Algonquin plans $39.9 million budget
ALGONQUIN – The village has finalized its proposed $39.9 million budget for the upcoming fiscal year. The village board is scheduled to vote on the budget at its April 1 meeting.
Village officials expect its $19 million general fund budget, which pays for most services including police, streets, and parks and recreation will be balanced, according to village documents.
The total $39.9 million budget also includes infrastructure projects and water and sewer services.
"It is the overriding principle of the budget to deliver outstanding service to our citizens at a reasonable price without drawing down the village's working capital, assuming no additional tax burden on our residents," Village Manager Tim Schloneger wrote in a memo to village board members.
There are no new taxes as part of the village's budget plan, according to the budget memo.
The village expects revenues and expenditures to increase by about 3 percent.
"No significant reduction to services to our residents is anticipated in the 2014-15 fiscal year budget, and the village's cash position remains solid," Schloneger said.
Among the village's revenue sources, officials project to bring in $7.2 million in sales tax.
"Commercial and retail growth remains modest in Algonquin as in the entire Chicago region," Schloneger wrote. "Sales tax has been trending upward slowly and is estimated to increase from this year's estimated actual."
The village also kept its real estate tax levy flat for the upcoming budget and expects to bring in about $5.8 million in property tax revenue.
For those employees who are not part of unions, the village has budgeted a 2.5 percent pay increases. However, increases would be based on merit.
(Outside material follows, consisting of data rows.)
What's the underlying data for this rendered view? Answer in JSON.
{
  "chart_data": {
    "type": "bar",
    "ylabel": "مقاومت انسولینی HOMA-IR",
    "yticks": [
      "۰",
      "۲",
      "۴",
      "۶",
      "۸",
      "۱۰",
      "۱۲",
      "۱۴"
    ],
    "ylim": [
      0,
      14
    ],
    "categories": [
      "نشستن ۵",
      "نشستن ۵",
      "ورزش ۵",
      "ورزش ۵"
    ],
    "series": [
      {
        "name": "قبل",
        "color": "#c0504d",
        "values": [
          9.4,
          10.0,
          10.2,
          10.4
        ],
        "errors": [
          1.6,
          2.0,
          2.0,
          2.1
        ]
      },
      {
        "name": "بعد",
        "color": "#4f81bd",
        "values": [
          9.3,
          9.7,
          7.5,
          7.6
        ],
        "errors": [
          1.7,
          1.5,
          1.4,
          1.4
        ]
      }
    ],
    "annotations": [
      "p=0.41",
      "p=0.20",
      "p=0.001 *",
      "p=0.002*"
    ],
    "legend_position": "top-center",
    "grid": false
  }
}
"The proposed raises can reflect job performance rather than automatic, across-the-board pay increases," Schloneger wrote.
The village is budgeting $214,000 for recreation programs.
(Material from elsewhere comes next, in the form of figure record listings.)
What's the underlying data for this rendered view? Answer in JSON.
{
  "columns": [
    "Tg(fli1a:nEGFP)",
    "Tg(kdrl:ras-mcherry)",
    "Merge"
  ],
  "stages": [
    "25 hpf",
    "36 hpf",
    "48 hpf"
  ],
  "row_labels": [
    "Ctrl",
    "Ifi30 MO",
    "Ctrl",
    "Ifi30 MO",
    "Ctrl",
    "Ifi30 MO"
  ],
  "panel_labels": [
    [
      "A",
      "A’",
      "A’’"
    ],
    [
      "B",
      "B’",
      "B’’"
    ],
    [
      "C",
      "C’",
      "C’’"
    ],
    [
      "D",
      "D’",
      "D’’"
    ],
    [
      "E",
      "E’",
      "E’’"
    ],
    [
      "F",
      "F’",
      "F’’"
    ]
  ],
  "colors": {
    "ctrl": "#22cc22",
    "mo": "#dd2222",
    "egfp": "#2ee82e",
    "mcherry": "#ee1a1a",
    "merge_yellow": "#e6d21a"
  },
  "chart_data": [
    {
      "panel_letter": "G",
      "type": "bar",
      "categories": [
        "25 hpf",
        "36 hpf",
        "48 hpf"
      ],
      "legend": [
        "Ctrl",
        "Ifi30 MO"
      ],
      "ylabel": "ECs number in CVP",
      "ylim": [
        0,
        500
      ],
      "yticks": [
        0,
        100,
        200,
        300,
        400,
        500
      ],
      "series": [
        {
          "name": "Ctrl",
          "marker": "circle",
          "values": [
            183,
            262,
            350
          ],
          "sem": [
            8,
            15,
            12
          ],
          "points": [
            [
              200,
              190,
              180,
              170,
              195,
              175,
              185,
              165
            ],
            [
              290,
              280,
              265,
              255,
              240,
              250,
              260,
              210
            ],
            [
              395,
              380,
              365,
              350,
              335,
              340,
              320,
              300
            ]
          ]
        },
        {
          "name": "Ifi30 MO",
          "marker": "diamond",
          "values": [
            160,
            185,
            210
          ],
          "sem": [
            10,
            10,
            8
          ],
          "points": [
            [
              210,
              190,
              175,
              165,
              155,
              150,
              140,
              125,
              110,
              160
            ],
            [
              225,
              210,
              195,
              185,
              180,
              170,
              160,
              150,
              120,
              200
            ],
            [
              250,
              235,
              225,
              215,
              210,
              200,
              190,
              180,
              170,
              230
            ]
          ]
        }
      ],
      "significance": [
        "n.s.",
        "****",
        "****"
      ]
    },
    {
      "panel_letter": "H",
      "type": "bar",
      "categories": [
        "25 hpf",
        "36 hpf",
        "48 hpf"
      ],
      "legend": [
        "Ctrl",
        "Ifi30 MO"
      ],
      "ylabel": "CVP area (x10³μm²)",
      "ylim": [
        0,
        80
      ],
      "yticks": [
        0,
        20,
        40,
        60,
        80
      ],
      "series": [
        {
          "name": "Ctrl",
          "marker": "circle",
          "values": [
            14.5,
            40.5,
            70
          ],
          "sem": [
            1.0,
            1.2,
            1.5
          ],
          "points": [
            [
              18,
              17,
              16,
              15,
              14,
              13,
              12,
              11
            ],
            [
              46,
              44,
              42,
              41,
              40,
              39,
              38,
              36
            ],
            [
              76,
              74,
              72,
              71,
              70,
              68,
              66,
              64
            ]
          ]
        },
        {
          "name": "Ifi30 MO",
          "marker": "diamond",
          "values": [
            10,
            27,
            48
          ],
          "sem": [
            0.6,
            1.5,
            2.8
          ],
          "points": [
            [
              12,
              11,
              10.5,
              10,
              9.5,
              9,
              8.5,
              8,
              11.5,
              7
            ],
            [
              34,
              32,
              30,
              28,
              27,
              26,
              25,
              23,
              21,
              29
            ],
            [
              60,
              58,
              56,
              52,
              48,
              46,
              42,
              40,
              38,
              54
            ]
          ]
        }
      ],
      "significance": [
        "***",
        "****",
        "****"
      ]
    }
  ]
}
"The most popular events and recreational sessions remain on the schedule for the year and some less popular events have been eliminated," Schloneger wrote. "As recommended in the recent recreation programming plan additional adult and child enrichment programming has been added to meet the recognized demand within the community."
"If all the programs are successful, revenues generated from the events will cover most, but not all, of these proposed expenditures," Schloneger added.
The village plans to spend $5,700 to cover the 50/50 parkway tree program. The money however won't satisfy the current waiting list because of the accelerated emerald ash borer infestation, according to village documents.
The program has been modified to only cover the situation where a property owner wants an additional parkway tree.
Village officials also are planning several capital purchases.
The police department plans to replace one community service vehicle with a pickup truck and replace multiple squad car laptops and printers that are obsolete.
The village plans to replace two vehicles in the streets department for $50,000 each.
"Only capital purchases that are absolutely necessary for a more efficient operation are included in this budget," Schloneger wrote.